Schwache Standpunkte zur Legalisierung

Nachdem in vier US-Staaten Marihuana freigegeben wurde, wäre es naiv zu glauben, dass die Regulierungsfrage bei den US-Wahlen 2016 keine wesentliche Rolle spielen werde. Es gibt jedoch keine Anzeichen, dass sich Demokraten in großer Zahl zur Legalisierung bekennen werden, eher drücken sie sich um die Frage. Kann es sein, dass die Republikaner Geschichte schreiben werden?

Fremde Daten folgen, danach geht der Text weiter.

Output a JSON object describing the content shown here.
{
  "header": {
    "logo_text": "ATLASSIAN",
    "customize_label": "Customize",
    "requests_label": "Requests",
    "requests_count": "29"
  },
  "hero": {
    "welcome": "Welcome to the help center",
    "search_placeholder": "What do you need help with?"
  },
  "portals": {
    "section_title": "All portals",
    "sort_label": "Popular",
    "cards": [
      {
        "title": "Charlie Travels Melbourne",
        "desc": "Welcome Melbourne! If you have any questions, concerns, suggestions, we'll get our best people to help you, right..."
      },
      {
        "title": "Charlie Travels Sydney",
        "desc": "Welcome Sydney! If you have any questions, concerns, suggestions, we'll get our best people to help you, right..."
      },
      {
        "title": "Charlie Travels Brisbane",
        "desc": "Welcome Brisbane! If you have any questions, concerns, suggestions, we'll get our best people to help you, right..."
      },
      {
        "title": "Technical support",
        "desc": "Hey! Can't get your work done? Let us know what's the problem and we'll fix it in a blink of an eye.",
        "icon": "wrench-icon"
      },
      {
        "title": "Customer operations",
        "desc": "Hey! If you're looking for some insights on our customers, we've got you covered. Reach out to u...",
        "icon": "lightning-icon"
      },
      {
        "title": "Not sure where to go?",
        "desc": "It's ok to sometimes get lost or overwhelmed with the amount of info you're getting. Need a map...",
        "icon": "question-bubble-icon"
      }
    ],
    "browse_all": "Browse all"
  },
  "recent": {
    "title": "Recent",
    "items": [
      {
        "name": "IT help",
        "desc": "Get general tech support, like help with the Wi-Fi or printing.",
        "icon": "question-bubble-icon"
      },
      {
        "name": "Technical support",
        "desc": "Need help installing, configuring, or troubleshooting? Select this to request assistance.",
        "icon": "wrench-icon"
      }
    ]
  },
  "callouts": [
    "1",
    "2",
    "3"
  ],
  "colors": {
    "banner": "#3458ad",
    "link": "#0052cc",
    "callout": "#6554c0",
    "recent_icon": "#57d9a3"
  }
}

Rand Paul, Kandidat der Republikaner und Senator im Staat Michigan, glaubt wohl fest an eine vollkommene Legalisierung – gleich ob die Regierung demokratisch oder republikanisch wird –, denn im Sommer warb er um Unterstützer seines Wahlkampfes im Kreis der Cannabisgeschäftsleute. Tripp Keber, der Chef von Dixie Elixirs, einer Firma, die THC-haltige Speisen, Getränke und Kapseln vertreibt, nannte die Zusammenarbeit mit Paul historisch. Auch für Außenstehende bedeutet dies eine neue, bisher unvorstellbare Ära: Eine Firma, die highmachende Schokolade und Limonade herstellt, unterstützt – in der Hoffnung auf Legalisierung – offen einen Republikaner. Langsam stellt sich die Frage, ob vielleicht eher von den Republikanern ein Fortschritt bei der landesweiten Legalisierung zu erwarten ist. Die nachfolgende Analyse, die keinen Anspruch auf Vollständigkeit erhebt, zeigt auf, dass man unter den Kandidaten beider Seiten Freunde und Gegner des Cannabis findet. Es überrascht besonders bei den Konservativen und lässt auf deren Einsicht schließen, dass sie die kiffende Bevölkerungsmehrheit nicht mehr im Namen des Krieges gegen die Drogen verfolgen will. Schon 2013 hielten nämlich 58% der Bevölkerung die Zeit für die landesweite Legalisierung gekommen. In der Konsequenz mussten die Republikaner entscheiden, ob sie für die Legalisierung eintreten wollen oder noch immer hoffen, dass das Verbot den größeren Nutzen bringt. Wir fanden Beispiele für die ganze Palette und geben ein paar charakteristische Meinungen wieder.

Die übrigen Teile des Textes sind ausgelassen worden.